Although all this plays on my mind, for me it is my mother’s experience that has mostly informed my decision to be child-free.

I was in my 20s when I first thought about being child-free for the rest of my life. I couldn’t see myself being a parent – the thought of pregnancy and being so completely powerless over the changes in my body terrified me then, and it still does now. I also loved my freedom and the ability to go to the movies or on holiday without thinking about childcare. Not to mention, financially, having a baby seemed unaffordable – this, to be honest, is still the case.

Now that I am in my early 30s, I’ve spent this past year reexamining this decision. I wanted to give myself the opportunity to change my mind. But it has occurred to me that I may have tokophobia – the fear of childbirth and, by extension, pregnancy. If I close my eyes and imagine holding a positive pregnancy test, the feeling that spreads is not of excitement, but terror.

Picturing myself spending any time at all with sickness or nausea also brings me nothing but anxiety, as I have a debilitating fear of vomit, emetophobia. Then, imagining my body expanding and my organs shifting makes me think of Cronenbergesque levels of horror.

I know all of this sounds extreme, but what happened to my mum was extreme. Her allergy was especially difficult to deal with while living in a tropical country, where the high humidity exacerbates the rashes.

I never knew the outdoorsy version of my mother, and have spent my whole life helping her hide from the sun. Planning events based on how much shade there was, buying her expensive suncream because she could only cope with certain textures, and foregoing trips because it was too sunny. The allergy dominated her life, and therefore the rest of the family’s, whether she liked it or not.

As more women share their honest experiences of motherhood, critics say that it is irresponsible because it puts non-mothers off – and by extension, is contributing to a declining birth rate in countries like the UK and the US. But I am grateful for knowing what I know about how my mother’s pregnancy threw the trajectory of her life into a tailspin. I feel much better informed to stick to my decision to remain childfree.

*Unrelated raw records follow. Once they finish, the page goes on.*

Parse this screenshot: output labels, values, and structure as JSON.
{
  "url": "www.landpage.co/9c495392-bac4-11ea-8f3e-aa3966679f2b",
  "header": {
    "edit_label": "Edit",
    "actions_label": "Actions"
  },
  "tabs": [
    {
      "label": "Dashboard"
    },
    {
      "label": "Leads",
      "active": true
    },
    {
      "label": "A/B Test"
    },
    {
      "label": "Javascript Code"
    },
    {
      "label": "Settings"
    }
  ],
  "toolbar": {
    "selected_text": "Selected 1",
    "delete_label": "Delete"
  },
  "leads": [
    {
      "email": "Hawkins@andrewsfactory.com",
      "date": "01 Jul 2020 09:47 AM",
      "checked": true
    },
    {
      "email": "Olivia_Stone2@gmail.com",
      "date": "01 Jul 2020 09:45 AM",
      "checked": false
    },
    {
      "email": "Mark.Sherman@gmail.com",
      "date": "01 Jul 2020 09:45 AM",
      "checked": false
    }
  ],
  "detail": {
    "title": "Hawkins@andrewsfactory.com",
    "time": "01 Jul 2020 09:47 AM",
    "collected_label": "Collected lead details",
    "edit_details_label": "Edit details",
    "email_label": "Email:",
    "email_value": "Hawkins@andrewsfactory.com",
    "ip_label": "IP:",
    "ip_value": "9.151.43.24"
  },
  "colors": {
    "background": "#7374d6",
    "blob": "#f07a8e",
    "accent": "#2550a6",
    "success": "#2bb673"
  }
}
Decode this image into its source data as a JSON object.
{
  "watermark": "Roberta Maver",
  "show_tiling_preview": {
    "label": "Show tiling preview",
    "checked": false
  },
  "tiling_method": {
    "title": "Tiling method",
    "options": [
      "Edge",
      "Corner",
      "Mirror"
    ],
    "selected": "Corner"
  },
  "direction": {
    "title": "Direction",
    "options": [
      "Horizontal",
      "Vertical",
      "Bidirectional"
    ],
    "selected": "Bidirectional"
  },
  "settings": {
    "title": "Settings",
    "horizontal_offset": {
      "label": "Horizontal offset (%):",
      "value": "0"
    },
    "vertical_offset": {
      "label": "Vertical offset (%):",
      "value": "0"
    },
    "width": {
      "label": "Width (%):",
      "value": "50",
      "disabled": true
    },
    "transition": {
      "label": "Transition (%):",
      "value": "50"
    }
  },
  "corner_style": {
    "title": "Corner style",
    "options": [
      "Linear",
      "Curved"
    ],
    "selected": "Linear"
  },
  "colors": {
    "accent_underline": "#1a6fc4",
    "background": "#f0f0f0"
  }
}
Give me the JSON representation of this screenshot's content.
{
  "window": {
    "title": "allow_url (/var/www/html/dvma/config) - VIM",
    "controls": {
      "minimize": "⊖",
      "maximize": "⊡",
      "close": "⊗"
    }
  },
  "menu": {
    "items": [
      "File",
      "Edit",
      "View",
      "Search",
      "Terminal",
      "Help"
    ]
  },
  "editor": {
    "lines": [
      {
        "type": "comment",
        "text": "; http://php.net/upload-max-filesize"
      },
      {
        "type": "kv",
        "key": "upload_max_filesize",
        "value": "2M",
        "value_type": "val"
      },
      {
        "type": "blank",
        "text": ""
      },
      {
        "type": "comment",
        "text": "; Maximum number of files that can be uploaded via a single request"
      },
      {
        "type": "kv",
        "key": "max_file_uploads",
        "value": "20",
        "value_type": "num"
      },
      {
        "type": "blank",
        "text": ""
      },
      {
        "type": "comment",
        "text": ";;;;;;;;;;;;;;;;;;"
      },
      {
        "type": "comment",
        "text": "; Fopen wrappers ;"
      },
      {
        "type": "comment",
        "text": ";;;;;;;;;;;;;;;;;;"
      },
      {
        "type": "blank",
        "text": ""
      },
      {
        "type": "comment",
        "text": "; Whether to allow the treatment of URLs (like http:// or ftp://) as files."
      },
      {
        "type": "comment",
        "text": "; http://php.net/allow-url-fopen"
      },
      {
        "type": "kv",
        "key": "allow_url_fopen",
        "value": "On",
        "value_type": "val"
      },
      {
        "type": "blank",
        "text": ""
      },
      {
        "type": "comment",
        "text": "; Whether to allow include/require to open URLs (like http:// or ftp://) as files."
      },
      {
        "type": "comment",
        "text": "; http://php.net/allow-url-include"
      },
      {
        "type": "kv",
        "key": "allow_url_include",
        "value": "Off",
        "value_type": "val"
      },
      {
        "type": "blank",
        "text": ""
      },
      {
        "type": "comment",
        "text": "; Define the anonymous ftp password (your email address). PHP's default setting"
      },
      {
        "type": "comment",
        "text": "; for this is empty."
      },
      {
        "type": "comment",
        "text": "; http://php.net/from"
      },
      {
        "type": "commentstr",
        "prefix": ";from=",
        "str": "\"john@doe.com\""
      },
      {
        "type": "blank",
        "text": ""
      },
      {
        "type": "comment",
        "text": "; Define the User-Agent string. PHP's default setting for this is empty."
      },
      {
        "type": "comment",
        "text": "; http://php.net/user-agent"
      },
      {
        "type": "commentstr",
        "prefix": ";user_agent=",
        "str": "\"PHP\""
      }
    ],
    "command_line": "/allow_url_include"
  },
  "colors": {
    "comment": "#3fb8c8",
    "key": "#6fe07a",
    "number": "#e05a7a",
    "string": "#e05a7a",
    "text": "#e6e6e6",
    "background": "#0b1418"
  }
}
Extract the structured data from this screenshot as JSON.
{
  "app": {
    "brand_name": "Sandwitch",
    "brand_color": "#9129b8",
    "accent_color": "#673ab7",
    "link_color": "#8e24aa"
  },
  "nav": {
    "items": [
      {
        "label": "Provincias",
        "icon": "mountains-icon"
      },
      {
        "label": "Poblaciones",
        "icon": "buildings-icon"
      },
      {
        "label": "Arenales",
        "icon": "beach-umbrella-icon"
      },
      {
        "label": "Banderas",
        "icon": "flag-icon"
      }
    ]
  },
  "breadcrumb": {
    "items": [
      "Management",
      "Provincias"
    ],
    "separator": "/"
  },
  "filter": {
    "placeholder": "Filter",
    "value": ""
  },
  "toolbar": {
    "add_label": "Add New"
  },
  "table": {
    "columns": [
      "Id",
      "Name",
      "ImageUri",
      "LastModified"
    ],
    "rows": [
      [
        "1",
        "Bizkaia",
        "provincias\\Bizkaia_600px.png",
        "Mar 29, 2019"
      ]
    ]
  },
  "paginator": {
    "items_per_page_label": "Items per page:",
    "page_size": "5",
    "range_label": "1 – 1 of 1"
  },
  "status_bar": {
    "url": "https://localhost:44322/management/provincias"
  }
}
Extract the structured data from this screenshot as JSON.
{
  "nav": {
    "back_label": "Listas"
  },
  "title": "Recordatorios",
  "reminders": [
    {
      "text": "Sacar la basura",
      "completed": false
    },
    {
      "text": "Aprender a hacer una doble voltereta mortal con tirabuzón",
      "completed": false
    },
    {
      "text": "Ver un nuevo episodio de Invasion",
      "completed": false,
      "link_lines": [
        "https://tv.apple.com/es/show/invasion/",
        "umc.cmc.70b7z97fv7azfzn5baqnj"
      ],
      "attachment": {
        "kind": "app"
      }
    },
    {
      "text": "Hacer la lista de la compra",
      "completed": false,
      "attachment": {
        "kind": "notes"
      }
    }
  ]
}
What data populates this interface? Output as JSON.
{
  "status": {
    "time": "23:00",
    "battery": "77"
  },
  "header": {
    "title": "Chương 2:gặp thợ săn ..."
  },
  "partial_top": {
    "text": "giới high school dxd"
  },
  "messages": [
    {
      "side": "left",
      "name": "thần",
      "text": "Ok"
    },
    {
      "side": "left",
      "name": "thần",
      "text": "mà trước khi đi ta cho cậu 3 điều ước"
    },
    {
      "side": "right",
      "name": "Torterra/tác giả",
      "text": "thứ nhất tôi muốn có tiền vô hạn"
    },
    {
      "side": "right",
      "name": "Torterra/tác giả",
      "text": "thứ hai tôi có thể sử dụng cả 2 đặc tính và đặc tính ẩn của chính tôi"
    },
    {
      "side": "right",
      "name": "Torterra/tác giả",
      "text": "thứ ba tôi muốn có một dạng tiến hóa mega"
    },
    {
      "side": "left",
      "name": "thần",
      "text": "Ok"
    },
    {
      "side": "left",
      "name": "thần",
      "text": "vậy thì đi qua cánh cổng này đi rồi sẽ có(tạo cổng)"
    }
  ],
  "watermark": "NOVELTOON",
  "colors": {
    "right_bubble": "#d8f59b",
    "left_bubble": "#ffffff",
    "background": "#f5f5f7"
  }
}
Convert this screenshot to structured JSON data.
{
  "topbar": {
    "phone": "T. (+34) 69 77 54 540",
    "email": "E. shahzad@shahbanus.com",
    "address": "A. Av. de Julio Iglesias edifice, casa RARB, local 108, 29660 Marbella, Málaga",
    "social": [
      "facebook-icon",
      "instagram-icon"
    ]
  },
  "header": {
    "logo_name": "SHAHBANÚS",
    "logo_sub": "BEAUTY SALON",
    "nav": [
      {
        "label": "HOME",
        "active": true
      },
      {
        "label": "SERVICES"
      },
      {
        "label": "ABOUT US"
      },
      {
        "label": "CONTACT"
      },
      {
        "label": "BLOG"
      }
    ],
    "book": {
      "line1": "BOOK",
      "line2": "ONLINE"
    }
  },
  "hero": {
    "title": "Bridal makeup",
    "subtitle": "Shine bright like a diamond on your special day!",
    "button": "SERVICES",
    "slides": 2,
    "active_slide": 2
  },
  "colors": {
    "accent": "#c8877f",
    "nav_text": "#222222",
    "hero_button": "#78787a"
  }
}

I am now just a year older than my mother was when she had my brother. I can only try to put myself into her shoes and imagine what it was like to be so full of joy for the child she brought into the world, yet so full of mourning for the life she left behind.

At this point, she wouldn’t even know the full extent of how this allergy would change things for her. Her experience has made my decision an easy one and having gone through it herself, my mother supports me. If that makes me selfish, then so be it.